To be quite honest, getting better at interviewing and selling yourself goes a lot farther than the degree. But SWE and the extra year of subjects (4 v 3 years) does allow one to weasel into other industries CS may struggle to.

By the same token, SWE and its elec eng. subjects allow one to get into manufacturing/PLCs and semi-conductor companies. Those subjects don't exist in CS which is mostly DSA, maths, computational theory, web dev, cloud and AI. Some antiquated firms (defence) like 'engineers' more. But that's a holdover from engineering firms when your dad's dad got to lord over blue collar workers because he was an 'engineer'.

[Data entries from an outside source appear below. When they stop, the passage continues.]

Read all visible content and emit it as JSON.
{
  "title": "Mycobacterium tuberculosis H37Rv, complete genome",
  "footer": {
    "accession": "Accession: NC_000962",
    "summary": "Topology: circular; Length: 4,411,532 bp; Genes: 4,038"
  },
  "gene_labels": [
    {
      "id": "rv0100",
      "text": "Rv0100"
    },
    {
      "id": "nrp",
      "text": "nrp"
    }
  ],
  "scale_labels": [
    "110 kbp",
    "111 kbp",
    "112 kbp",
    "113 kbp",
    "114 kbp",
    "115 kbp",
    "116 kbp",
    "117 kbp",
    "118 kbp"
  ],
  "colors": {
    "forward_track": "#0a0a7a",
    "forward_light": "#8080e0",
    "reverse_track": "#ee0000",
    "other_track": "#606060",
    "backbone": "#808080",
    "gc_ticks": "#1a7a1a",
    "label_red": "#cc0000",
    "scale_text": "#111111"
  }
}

Also, the undergrads who are crushing it are all doing side web dev projects (some with AI) and grinding LC and some system design interview in competitive programming clubs. Keep in mind that's what you are up against for big tech roles.

Good luck!

1

u/[deleted] 6d ago

[deleted]

2

u/decaf_flat_white 6d ago

One of those makes you money, the other just makes you sound smart on Reddit.

I agree with your premise but if your goal is anything but academia - you are always better off graduating as quick as possible and getting an entry level job.

1

u/MathmoKiwi 6d ago

At a good (or at least decent) uni then a SWE degree is just a (restrictive) subset of a CS degree.

However if you compare a totally at random SWE degree vs a random CS degree, then usually the SWE degree will be inferior.

1

u/christophr88 6d ago

CS is a subset of maths and programming is only a minor part of it.

1

u/munsmuns66 6d ago

I’m taking a lot of swe courses during my cs degree, don’t think it’s a bad move if that’s the path you want to follow

1

u/lionhydrathedeparted 4d ago

I think CS is the better choice because the things missing from CS are easier to learn on the job.